The EnerGuide scale ranges from 0-100. It accommodates millions of houses across Canada – from older houses in need of renovation to newer, more energy-efficient ones. A “0” on the scale would represent an uncomfortable house that has major air leakage, no insulation and extremely high-energy consumption. At other end of the spectrum a “100” represents a house that is very well insulated, airtight yet well ventilated, and heated by renewable energy sources, such as wind and solar power.
Several factors, such as the size of a home’s windows and the direction they face, can affect the rating. Even if two houses appear identical, their ratings can be very different if they have different levels of insulation, types of heating equipment, etc.
For many older houses, meeting a 65 or higher on the scale would be quite an achievement. New houses typically receive a rating of 65 or higher, simply because of improvements in building standards and practices over the years. Relatively few houses achieve a rating of 80 or higher, and those that do represent the most energy efficient houses on the market.
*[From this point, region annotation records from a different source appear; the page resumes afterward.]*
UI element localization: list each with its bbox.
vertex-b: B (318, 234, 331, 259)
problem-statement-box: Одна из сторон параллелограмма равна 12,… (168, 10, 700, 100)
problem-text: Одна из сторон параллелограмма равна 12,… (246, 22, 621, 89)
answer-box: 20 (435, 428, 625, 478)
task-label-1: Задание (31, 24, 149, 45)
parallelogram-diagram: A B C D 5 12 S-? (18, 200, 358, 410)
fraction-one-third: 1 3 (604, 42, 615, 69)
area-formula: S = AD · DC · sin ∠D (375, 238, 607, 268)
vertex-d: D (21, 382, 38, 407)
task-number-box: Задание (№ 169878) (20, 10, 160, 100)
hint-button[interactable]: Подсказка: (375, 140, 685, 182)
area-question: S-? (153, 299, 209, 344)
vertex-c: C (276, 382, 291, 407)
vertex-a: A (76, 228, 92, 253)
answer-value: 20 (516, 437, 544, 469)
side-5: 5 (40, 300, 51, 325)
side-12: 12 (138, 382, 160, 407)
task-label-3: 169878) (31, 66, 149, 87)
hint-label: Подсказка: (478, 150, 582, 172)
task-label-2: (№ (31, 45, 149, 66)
Typical Energy Efficiency Ratings
- New house built with building code standards ………………65-72
- New house with some energy-efficiency improvements ….…73-79
- Energy-efficient new house……………………………………80-90
- House requiring little to no purchased energy……………..…91-100
In the new Whistle Bend Subdivision in Whitehorse, Empress Homes Ltd. has shown remarkable craftsmanship proven with EnerGuide Ratings typically in the high 80s. You can view those listings here: https://www.markdainton.com/view-listings/
Did you know?
Today, 17 percent of all energy used in canada goes toward running our homes. By using less energy in your home, you can help reduce the production of greenhouse gas (GHG) emissions that contribute to climate change and harm the environment. Your house produces 28.2 tonnes per year less GHGs than a similar house built to minimum building code requirements.